Company says will protect nature and provide jobs
Posted at 6:52 PM, Mar 22, 2019
and last updated 2019-03-22 21:52:58-04

TUCSON, Ariz. - The Rosemont Copper Mine, planned for the Santa Rita Mountains has been the center of a fight that's lasted more than ten years.

The mining company says it's protecting the environment -- and is hailing a Forest Service permit as the green light to dig.

But opponents say they still have strong hopes to stop the mine.

Hudbay, the Canadian company that owns the Rosemont mine site says there's enough copper there to create the third largest open pit mine in the country, employ as many as 2500 people to build the mine and about five hundred people to run it over a 19 year life.

The U.S. Forest Service agreed to let the company to use Federal land to store earth it digs out of it's own property.

But environmentalists say the mine will depress tourism jobs, spoil the area's natural beauty, disrupt ground water, and destroy habitat for endangered species like jaguar.

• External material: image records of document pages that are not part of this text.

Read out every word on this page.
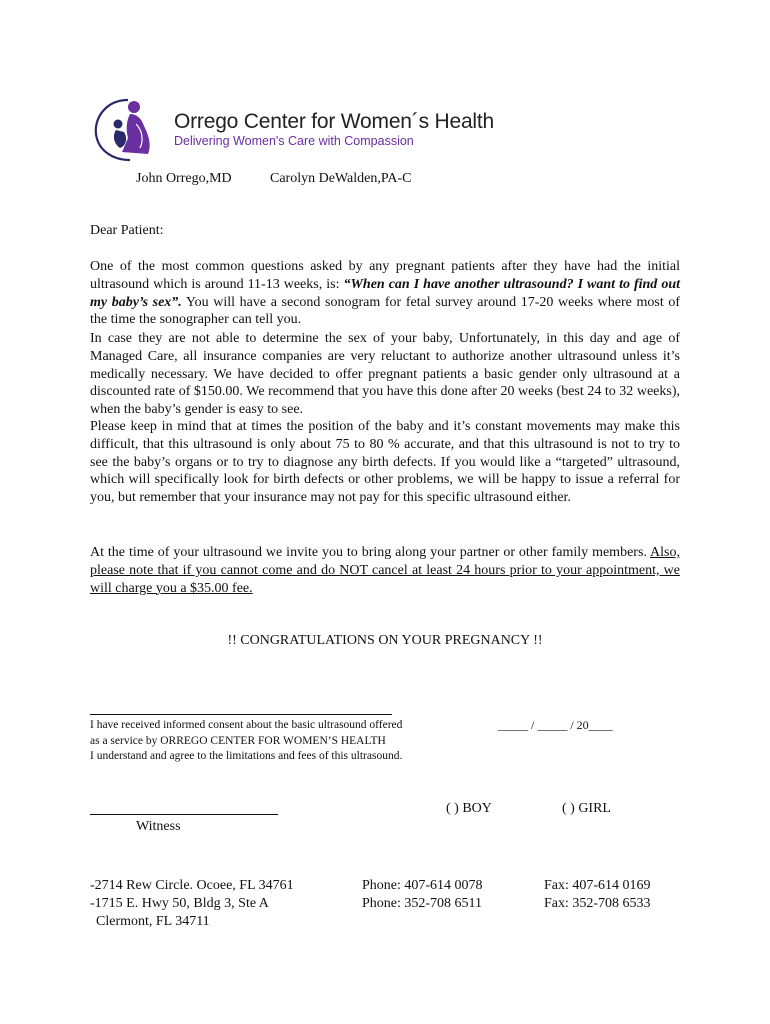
Orrego Center for Women´s Health
Delivering Women's Care with Compassion
John Orrego,MD	Carolyn DeWalden,PA-C
Dear Patient:
One of the most common questions asked by any pregnant patients after they have had the initial ultrasound which is around 11-13 weeks, is: “When can I have another ultrasound? I want to find out my baby’s sex”. You will have a second sonogram for fetal survey around 17-20 weeks where most of the time the sonographer can tell you.
In case they are not able to determine the sex of your baby, Unfortunately, in this day and age of Managed Care, all insurance companies are very reluctant to authorize another ultrasound unless it’s medically necessary. We have decided to offer pregnant patients a basic gender only ultrasound at a discounted rate of $150.00. We recommend that you have this done after 20 weeks (best 24 to 32 weeks), when the baby’s gender is easy to see.
Please keep in mind that at times the position of the baby and it’s constant movements may make this difficult, that this ultrasound is only about 75 to 80 % accurate, and that this ultrasound is not to try to see the baby’s organs or to try to diagnose any birth defects. If you would like a “targeted” ultrasound, which will specifically look for birth defects or other problems, we will be happy to issue a referral for you, but remember that your insurance may not pay for this specific ultrasound either.
At the time of your ultrasound we invite you to bring along your partner or other family members. Also, please note that if you cannot come and do NOT cancel at least 24 hours prior to your appointment, we will charge you a $35.00 fee.
!! CONGRATULATIONS ON YOUR PREGNANCY !!
I have received informed consent about the basic ultrasound offered
as a service by ORREGO CENTER FOR WOMEN’S HEALTH
I understand and agree to the limitations and fees of this ultrasound.
_____ / _____ / 20____
Witness
( ) BOY	( ) GIRL
-2714 Rew Circle. Ocoee, FL 34761
-1715 E. Hwy 50, Bldg 3, Ste A
Clermont, FL 34711
Phone: 407-614 0078
Phone: 352-708 6511
Fax: 407-614 0169
Fax: 352-708 6533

That argument and the company’s assertion it will protect the environment has led to lawsuits and a long permit process. But recently the Army Corps of Engineers approved a crucial water permit, and now the Forest Service has approved the mine's operating plan.

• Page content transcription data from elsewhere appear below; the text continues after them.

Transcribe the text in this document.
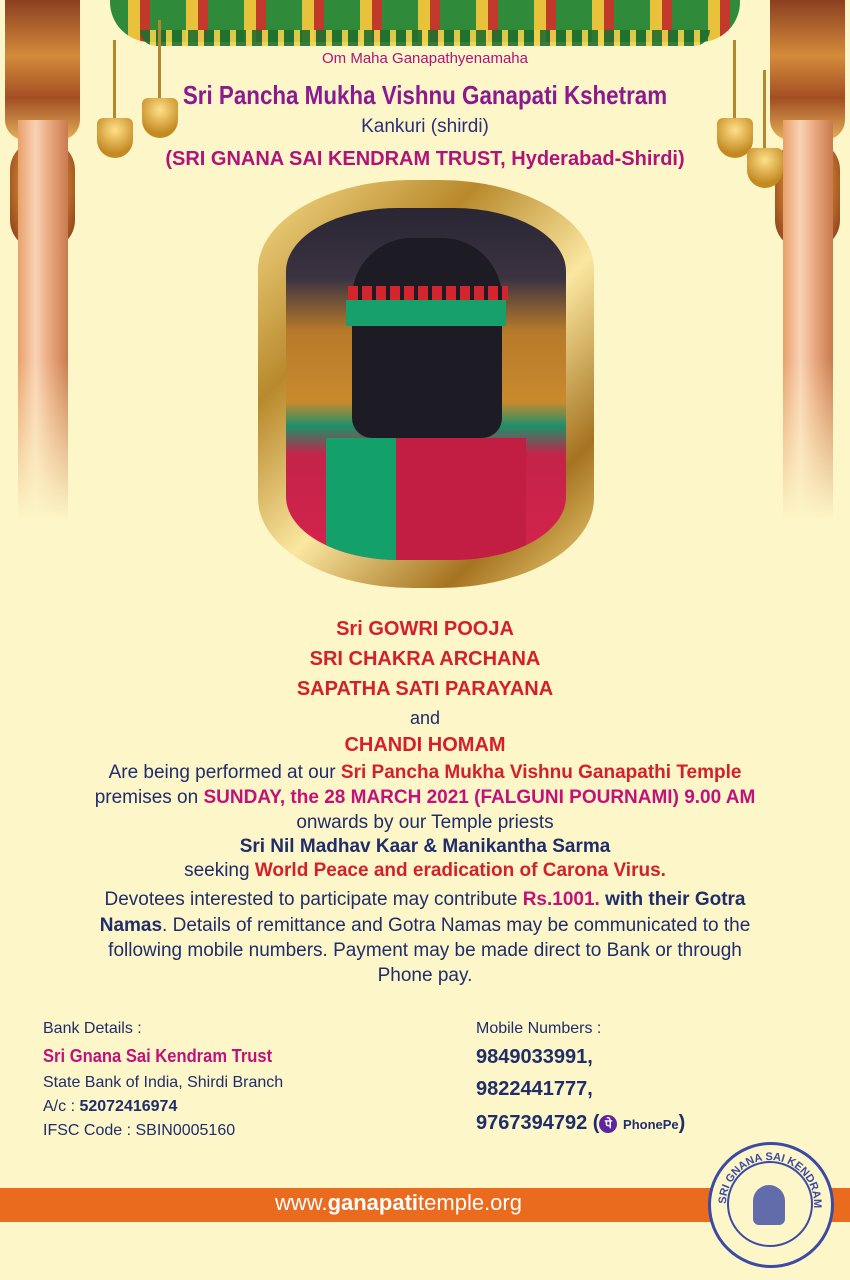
Om Maha Ganapathyenamaha
Sri Pancha Mukha Vishnu Ganapati Kshetram
Kankuri (shirdi)
(SRI GNANA SAI KENDRAM TRUST, Hyderabad-Shirdi)
Sri GOWRI POOJA
SRI CHAKRA ARCHANA
SAPATHA SATI PARAYANA
and
CHANDI HOMAM
Are being performed at our Sri Pancha Mukha Vishnu Ganapathi Temple
premises on SUNDAY, the 28 MARCH 2021 (FALGUNI POURNAMI) 9.00 AM
onwards by our Temple priests
Sri Nil Madhav Kaar & Manikantha Sarma
seeking World Peace and eradication of Carona Virus.
Devotees interested to participate may contribute Rs.1001. with their Gotra
Namas. Details of remittance and Gotra Namas may be communicated to the
following mobile numbers. Payment may be made direct to Bank or through
Phone pay.
Bank Details :
Sri Gnana Sai Kendram Trust
State Bank of India, Shirdi Branch
A/c : 52072416974
IFSC Code : SBIN0005160
Mobile Numbers :
9849033991,
9822441777,
9767394792 ( पे PhonePe)
www.ganapatitemple.org	SRI GNANA SAI KENDRAM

In a written statement, Hudbay's President and CEO Alan Hair says, "Rosemont is now a fully permitted, shovel-ready copper project and we look forward to developing this world-class asset."

Randy Serraglio with the Center for Biological Diversity contends the permits ignore law and science.

“We think that they were politically motivated. And, you know, the mine cannot proceed as it's currently designed. It's there's just no way it can be compatible with, you know, our water needs in Tucson with with the law that protects endangered species out there and our public lands, the jaguars and ocelots that are living there."

Federal court records confirm Hudbay has agreed to give 30 days notice before it starts any digging.

Serraglio expects the first digging to be an archaeology survey, required by law to look for Native American graves and other artifacts.